There is a way. You can purchase a Christmas gift for a child who has a parent in prison this year. Your gift has the potential to change one small life and possibly even repair the damage that such a separation can cause a family.
Our ministry school loved to participate in the Prison Fellowship Angel Tree project. The Christmas tree in the corner of our school worship room was a gathering place each morning in December. The students could be found gently touching the paper angels that hung from its branches, reading them one by one. After careful examination, an angel-shaped tag would be chosen and the student would walk away with a satisfied smile.
I always searched through the Angel Tree tags with one goal in mind. A girl’s name. My motive was totally selfish. As the mother of two rough and tumble boys, I couldn’t wait to buy a Christmas present for a little girly-girl. I was so excited to buy a Barbie with two or three frilly outfits! Later, while my husband and sons were intently hunting the toy aisles full of super heroes and G.I. Joes, I would be concentrating on deciding if the sparkly gown will look best with peep-toe high heels or sequined flats.
Even though my personal motive might have been a bit selfish, this national ministry is all about giving. The Angel Tree Program, by Prison Fellowship is a beautiful bridge between the parent and the child. For thirty years this national outreach has been an important link between generations who are separated by the bars of a prison cell. The goal is to provide the children with a Christmas present as a gift from their own parent. The incarcerated mom or dad signs up for this chance to bless their children and a personal note written by the parent is often included in the gift.
The bad news is revealed in these statistics:
- 1.7 million children have one or both parents incarcerated.
- Approximately 50% of all inmates have not seen their children since being incarcerated.
- Most are being held more than 100 miles away from their children.
- 52% of all inmates have children.
The good news is that Angel Tree, working with more than 7,700 churches and organizations was able to be that vital link between parent and child in 2011 reaching nearly 400,000 children!

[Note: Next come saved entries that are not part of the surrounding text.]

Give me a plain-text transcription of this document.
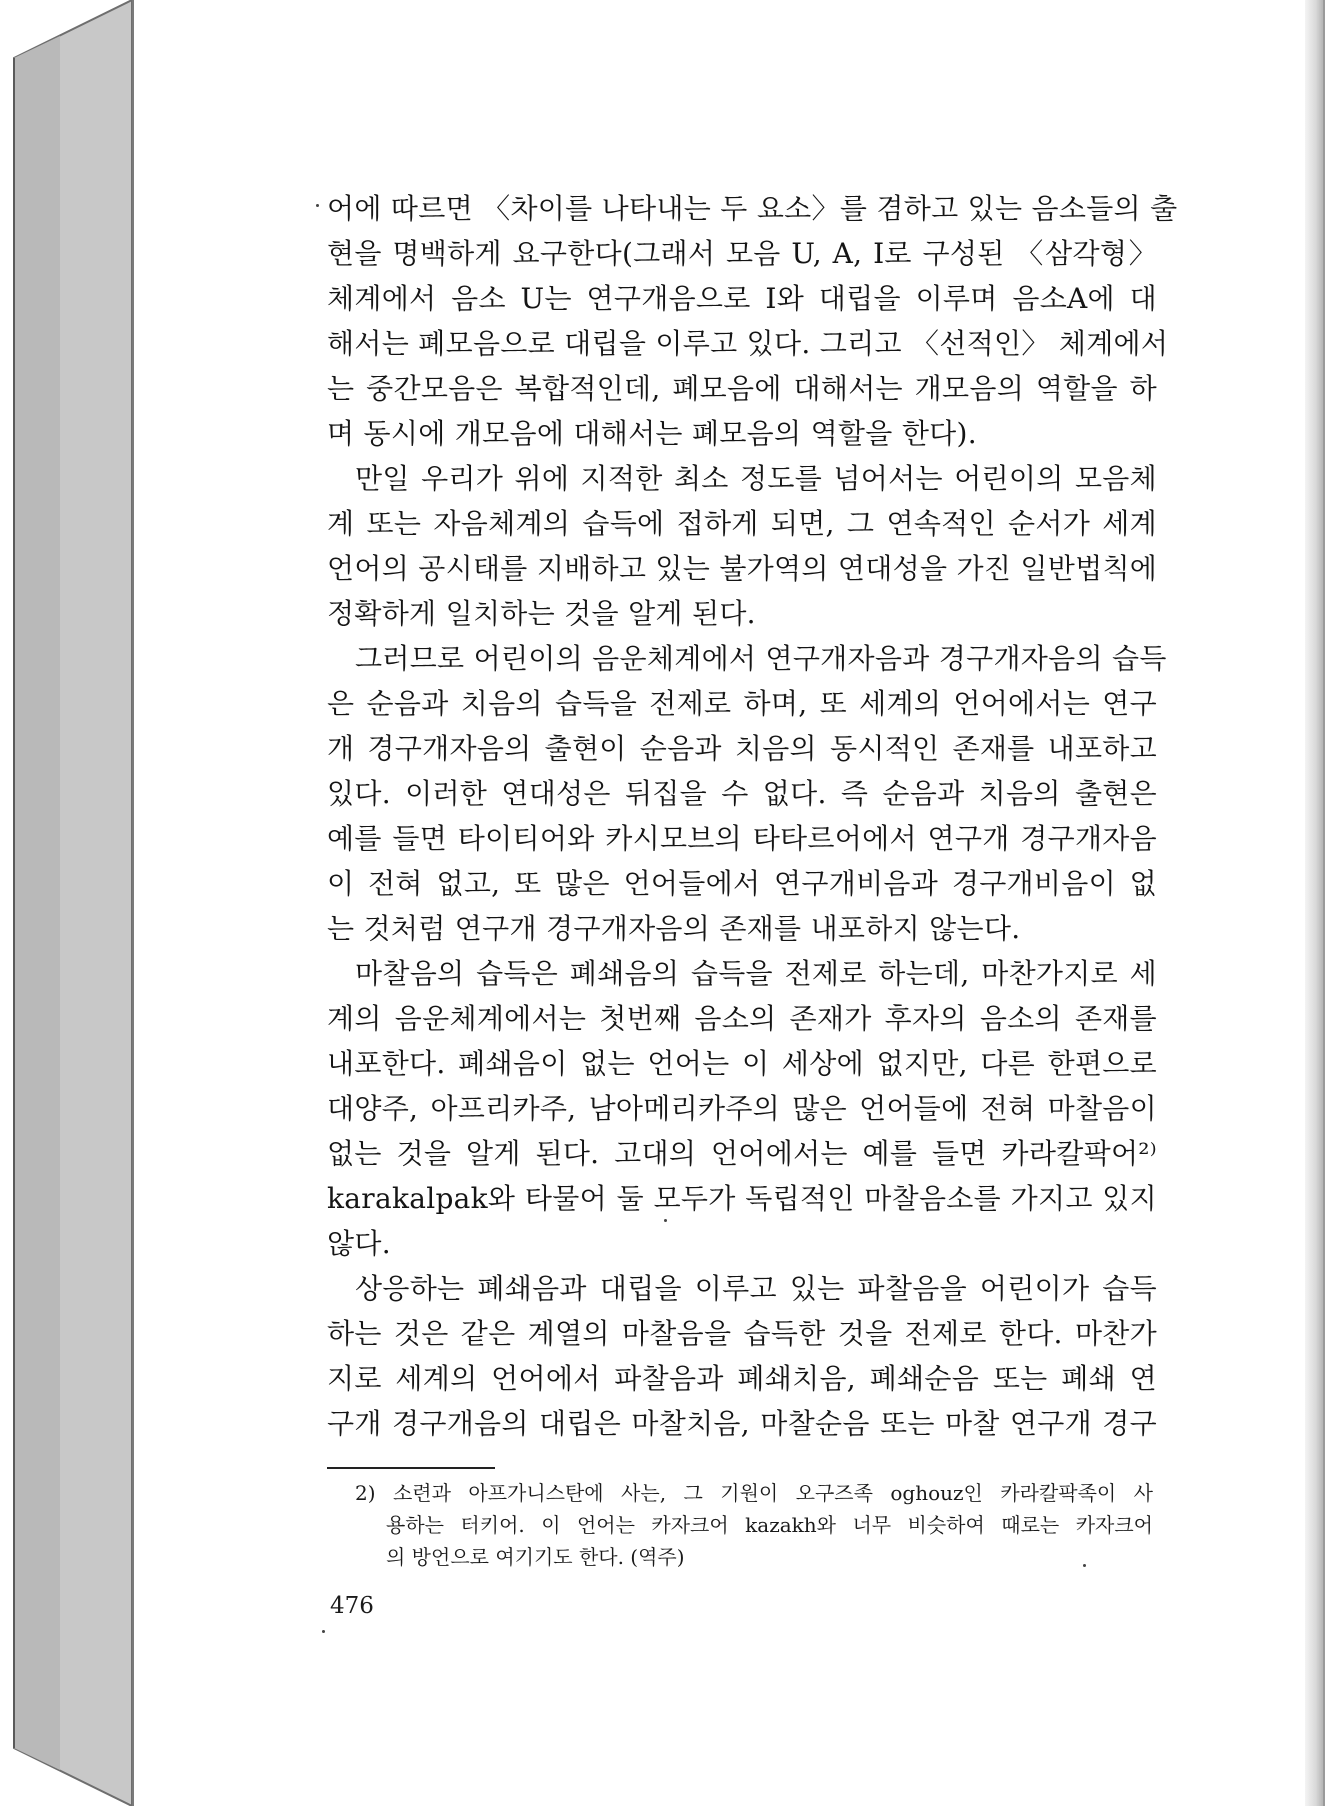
어에 따르면 〈차이를 나타내는 두 요소〉를 겸하고 있는 음소들의 출
현을 명백하게 요구한다(그래서 모음 U, A, I로 구성된 〈삼각형〉
체계에서 음소 U는 연구개음으로 I와 대립을 이루며 음소A에 대
해서는 폐모음으로 대립을 이루고 있다. 그리고 〈선적인〉 체계에서
는 중간모음은 복합적인데, 폐모음에 대해서는 개모음의 역할을 하
며 동시에 개모음에 대해서는 폐모음의 역할을 한다).
만일 우리가 위에 지적한 최소 정도를 넘어서는 어린이의 모음체
계 또는 자음체계의 습득에 접하게 되면, 그 연속적인 순서가 세계
언어의 공시태를 지배하고 있는 불가역의 연대성을 가진 일반법칙에
정확하게 일치하는 것을 알게 된다.
그러므로 어린이의 음운체계에서 연구개자음과 경구개자음의 습득
은 순음과 치음의 습득을 전제로 하며, 또 세계의 언어에서는 연구
개 경구개자음의 출현이 순음과 치음의 동시적인 존재를 내포하고
있다. 이러한 연대성은 뒤집을 수 없다. 즉 순음과 치음의 출현은
예를 들면 타이티어와 카시모브의 타타르어에서 연구개 경구개자음
이 전혀 없고, 또 많은 언어들에서 연구개비음과 경구개비음이 없
는 것처럼 연구개 경구개자음의 존재를 내포하지 않는다.
마찰음의 습득은 폐쇄음의 습득을 전제로 하는데, 마찬가지로 세
계의 음운체계에서는 첫번째 음소의 존재가 후자의 음소의 존재를
내포한다. 폐쇄음이 없는 언어는 이 세상에 없지만, 다른 한편으로
대양주, 아프리카주, 남아메리카주의 많은 언어들에 전혀 마찰음이
없는 것을 알게 된다. 고대의 언어에서는 예를 들면 카라칼팍어²⁾
karakalpak와 타물어 둘 모두가 독립적인 마찰음소를 가지고 있지
않다.
상응하는 폐쇄음과 대립을 이루고 있는 파찰음을 어린이가 습득
하는 것은 같은 계열의 마찰음을 습득한 것을 전제로 한다. 마찬가
지로 세계의 언어에서 파찰음과 폐쇄치음, 폐쇄순음 또는 폐쇄 연
구개 경구개음의 대립은 마찰치음, 마찰순음 또는 마찰 연구개 경구
2) 소련과 아프가니스탄에 사는, 그 기원이 오구즈족 oghouz인 카라칼팍족이 사
용하는 터키어. 이 언어는 카자크어 kazakh와 너무 비슷하여 때로는 카자크어
의 방언으로 여기기도 한다. (역주)
476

Since its creation thirty years ago, Angel Tree has connected 9 million children with 5.2 million parents!
The entire concept comes down to simply choosing a nametag and then picking out a wonderful Christmas present for a child. The gift will be given to the child on behalf of his or her parent. Prison Fellowship works with local churches, companies and organizations to set up Angel Trees and let the public be a helping hand.
For all the details go here: http://www.angeltree.org/angeltreehome,
where you will also enjoy some beautiful stories of the many ways that Angel Tree impacts families all year around.
Let’s not let Oprah have all the fun! You do not have to be a millionaire to bless a young life!